Mme Myriam El Khomri. Bien entendu, puisque l’on touchait au travail, qui occupe une place centrale dans la vie de tous les Français. Mais nous ne souhaitions absolument pas toucher aux 35 heures. Cependant, je continue de considérer que l’élargissement de l’objet de la négociation permet de travailler à l’obtention de contreparties. La mesure qui a suscité des réflexions – nous en avons beaucoup débattu avec Christophe Sirugue lors de la préparation de la loi – est celle qui avait trait à la modulation des heures supplémentaires. À l’époque, un accord avait été conclu dans la branche de l’audiovisuel, qui prévoyait une modulation à hauteur de 10 % contre des frais de garde. Tout l’enjeu était là : l’organisation du travail et les contreparties.

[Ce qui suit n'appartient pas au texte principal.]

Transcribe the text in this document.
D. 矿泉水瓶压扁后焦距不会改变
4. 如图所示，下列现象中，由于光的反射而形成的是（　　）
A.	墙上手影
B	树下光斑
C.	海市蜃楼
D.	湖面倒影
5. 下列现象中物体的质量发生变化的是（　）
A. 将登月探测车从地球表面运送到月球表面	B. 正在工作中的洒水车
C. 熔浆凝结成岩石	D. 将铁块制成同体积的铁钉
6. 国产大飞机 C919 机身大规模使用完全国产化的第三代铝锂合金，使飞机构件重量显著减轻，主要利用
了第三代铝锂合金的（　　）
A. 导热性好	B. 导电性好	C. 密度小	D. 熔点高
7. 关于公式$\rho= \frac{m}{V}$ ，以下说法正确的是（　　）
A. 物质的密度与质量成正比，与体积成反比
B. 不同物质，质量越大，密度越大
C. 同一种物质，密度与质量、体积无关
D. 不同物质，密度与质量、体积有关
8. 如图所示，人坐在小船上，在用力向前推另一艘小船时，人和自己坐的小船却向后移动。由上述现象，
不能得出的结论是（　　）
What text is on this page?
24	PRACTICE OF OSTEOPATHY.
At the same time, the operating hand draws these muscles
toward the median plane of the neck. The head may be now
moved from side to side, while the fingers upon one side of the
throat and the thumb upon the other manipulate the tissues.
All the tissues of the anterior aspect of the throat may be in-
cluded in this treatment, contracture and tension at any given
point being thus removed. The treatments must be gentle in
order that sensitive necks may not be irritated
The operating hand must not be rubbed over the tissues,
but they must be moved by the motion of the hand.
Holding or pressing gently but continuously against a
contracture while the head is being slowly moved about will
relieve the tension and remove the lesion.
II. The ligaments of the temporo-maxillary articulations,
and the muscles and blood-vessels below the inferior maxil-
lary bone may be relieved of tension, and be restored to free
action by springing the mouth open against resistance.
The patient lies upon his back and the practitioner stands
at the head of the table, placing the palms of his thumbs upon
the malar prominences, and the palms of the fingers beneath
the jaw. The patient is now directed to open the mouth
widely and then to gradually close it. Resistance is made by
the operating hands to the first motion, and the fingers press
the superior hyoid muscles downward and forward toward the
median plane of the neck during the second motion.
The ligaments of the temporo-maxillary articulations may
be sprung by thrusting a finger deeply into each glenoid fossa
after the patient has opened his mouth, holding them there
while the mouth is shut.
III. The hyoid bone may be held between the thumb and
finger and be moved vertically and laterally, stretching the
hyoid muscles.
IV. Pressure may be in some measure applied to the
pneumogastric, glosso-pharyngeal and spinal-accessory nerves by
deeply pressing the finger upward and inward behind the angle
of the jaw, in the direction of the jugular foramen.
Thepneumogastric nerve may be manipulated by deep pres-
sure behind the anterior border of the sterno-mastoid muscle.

Pour moi, le verrou, l’élément important, résidait dans le caractère majoritaire de l’accord. Avant la loi « travail », je le rappelle, l’accord majoritaire n’existait pas : le compromis était moins fort. Cette disposition était un élément d’équilibre, voulu par des organisations syndicales. La loi traitait de l’organisation du travail : cela avait du sens d’en décider au sein de l’entreprise, au plus près du terrain.
Il est caricatural de dire, comme je l’ai entendu, que le renforcement de la négociation collective au niveau des branches et de l’entreprise affaiblit les droits des salariés. Je suis désolée de persister dans cette voie, mais je le pense profondément : il s’agit, au contraire, de leur offrir la possibilité de peser davantage, par l’intermédiaire de leurs représentants, dans la vie de l’entreprise. Ainsi, les mesures relatives aux parcours syndicaux, au renforcement de la culture du dialogue social – qui avait fait l’objet d’un rapport du Conseil économique, social et environnemental (Cese) – et aux moyens des organisations syndicales, notamment le temps dont elles ont besoin pour réaliser leurs expertises, me semblaient être des éléments très importants de l’équilibre que nous avions cherché à construire dans le projet de loi.
Je ne partage pas non plus l’idée selon laquelle le dialogue social ne fonctionnerait pas dans notre pays. Il n’est pas simple de négocier, de construire des compromis. Dans la pétition contre la loi « travail », il était écrit : « Il suffit d’un accord. » Non, l’accord doit être majoritaire, et il n’est pas facile d’y parvenir.
Depuis 2013, le nombre des accords d’entreprise a doublé sans – contrairement à ce que certains opposants affirmaient à l’époque – que celui des accords de branche diminue. Je suis convaincue que la loi a contribué à cette évolution. Plutôt que sur la valeur ajoutée de la négociation, il faudrait s’interroger sur les leviers à actionner pour consolider davantage encore la culture du dialogue social. Les préconisations de Sophie Thiéry et Jean-Dominique Senard me semblent précieuses à cet égard.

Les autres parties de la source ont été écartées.